Arizona Recall Election a Real Sign of Hope
November 09 2011
Washington, D.C.—NCLR (National Council of La Raza) today called the election of Jerry Lewis as the next State Senator from Mesa, Arizona a turning point in that state’s recent ugly and divisive anti-immigrant, anti-Latino crusade. Lewis defeated Arizona State Senate President Russell Pearce, architect of Arizona’s notorious SB 1070 and a key leader in anti-immigrant extremist circles. Lewis has drawn a stark contrast between him and Pearce on the issue of immigration, with Lewis calling for a more comprehensive, civil and effective strategy on the issue.

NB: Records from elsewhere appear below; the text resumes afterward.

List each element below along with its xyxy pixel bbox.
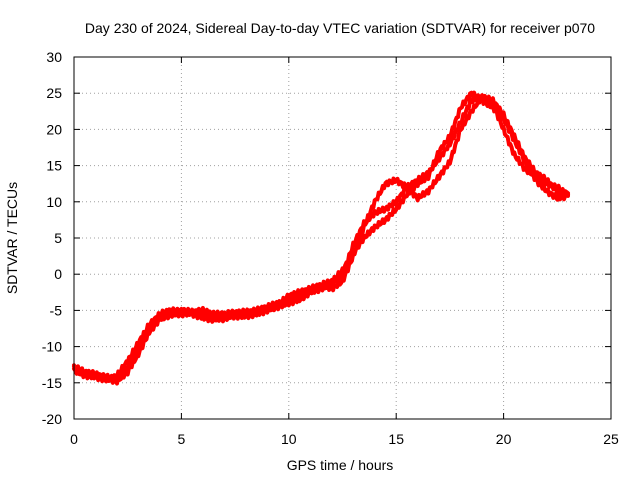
y-tick-label: 25: [46, 85, 62, 101]
y-tick-label: 5: [54, 230, 62, 246]
y-tick-label: 10: [46, 194, 62, 210]
x-tick-label: 20: [496, 431, 512, 447]
x-tick-label: 25: [603, 431, 619, 447]
grid: [74, 57, 611, 419]
x-tick-label: 0: [70, 431, 78, 447]
x-axis-label: GPS time / hours: [287, 457, 394, 473]
series-line-track-c: [72, 93, 570, 386]
y-tick-label: 20: [46, 121, 62, 137]
y-tick-label: 0: [54, 266, 62, 282]
x-tick-label: 10: [281, 431, 297, 447]
x-tick-label: 15: [388, 431, 404, 447]
series-layer: [72, 90, 570, 386]
y-axis-label: SDTVAR / TECUs: [4, 182, 20, 294]
y-tick-label: -20: [42, 411, 62, 427]
y-tick-label: -15: [42, 375, 62, 391]
chart-title: Day 230 of 2024, Sidereal Day-to-day VTE…: [85, 20, 595, 36]
x-tick-labels: 0 5 10 15 20 25: [70, 431, 619, 447]
y-tick-labels: -20 -15 -10 -5 0 5 10 15 20 25 30: [42, 49, 62, 427]
tick-marks: [73, 56, 612, 420]
y-tick-label: -5: [50, 302, 63, 318]
x-tick-label: 5: [178, 431, 186, 447]
y-tick-label: -10: [42, 339, 62, 355]
y-tick-label: 15: [46, 158, 62, 174]
y-tick-label: 30: [46, 49, 62, 65]
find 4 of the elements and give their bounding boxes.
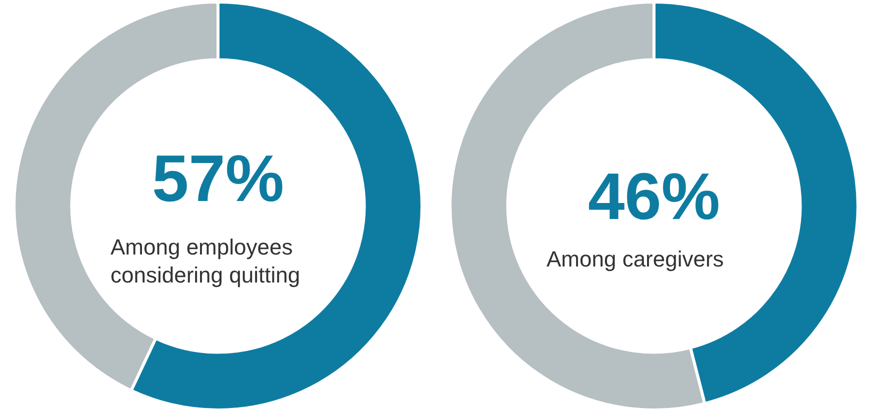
data-label: 46% — [588, 159, 720, 233]
text: Among employees considering quitting — [110, 234, 300, 288]
text: Among caregivers — [546, 246, 724, 272]
data-label: 57% — [152, 141, 284, 215]
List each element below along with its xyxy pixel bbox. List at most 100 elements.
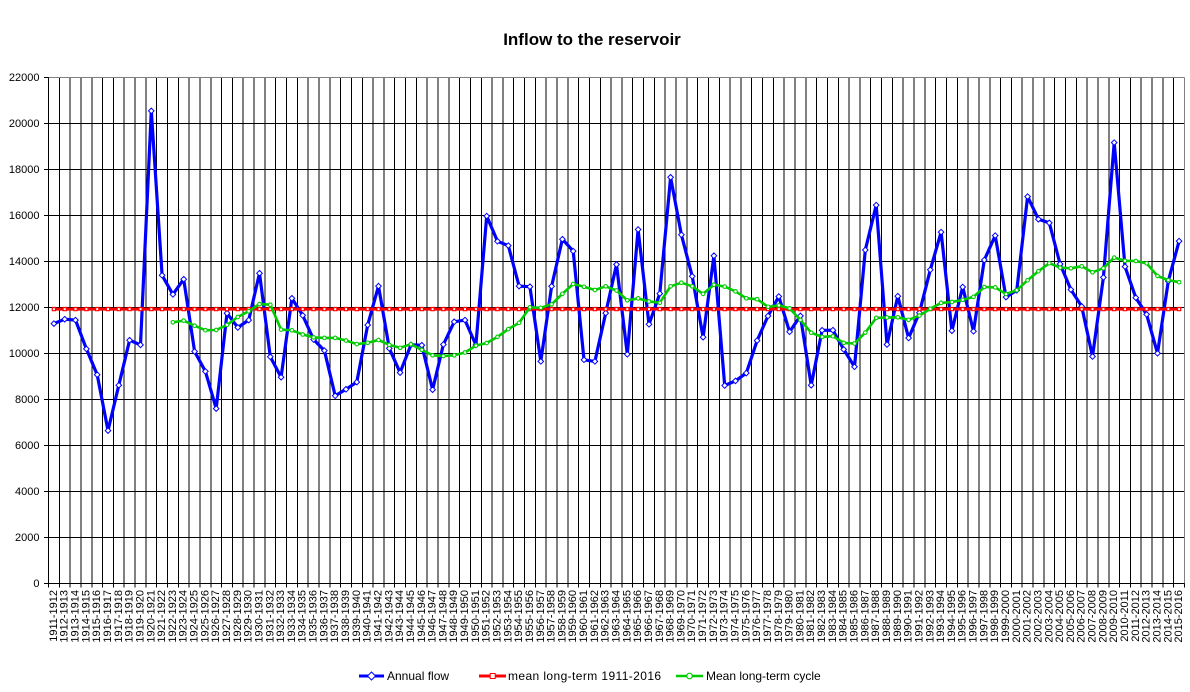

“This is a good day for the Latino community, but it is also a good day for the people of Arizona. They have at long last seen that Russell Pearce and his allies have done devastating damage to the state’s economy and reputation and his actions have been a major distraction in a time of real crisis in the state. Yesterday, they rejected that path and voted overwhelmingly for a better way forward,” stated Janet Murguía, President and CEO of NCLR.
SB 1070, which essentially codified racial profiling as an accepted practice, inspired a boycott that cost Arizona’s tourism industry millions of dollars and tarnished the state’s image. Although the courts have blocked many key provisions in the bill, SB 1070’s legacy lives on in the numerous copycat bills that have since been passed in states such as Alabama, Georgia, and South Carolina.
“Senator-Elect Lewis has said that he wants to distance Arizona from the intolerant label the state has been branded with in the wake of SB 1070,” said Daniel Ortega, Board Chair of NCLR. “Having seen firsthand the effects of this law as a resident of Arizona, I can say that SB 1070 put a dark cloud over this state. This election shows that people are clearly eager to move forward and I am proud that the people of my state have chosen this new path. But to do that, Senator-Elect Lewis must help push back against those legislators, many of whom are in his own party, who continue to pursue unconstitutional anti-immigrant policies and spew hateful rhetoric about the Latino community.”
“Arizona’s passage of SB 1070 set off unfortunate and counterproductive efforts by elected officials in several other states to replicate these laws and bolster their own political fortunes. Perhaps Arizona can be a bellwether here as well. This election should send a clear message to all candidates at the local and national level of not only the limits of that strategy but, more importantly, that elections can be won with a sensible, humane, and solution-oriented approach to the issue of immigration,” concluded Murguía.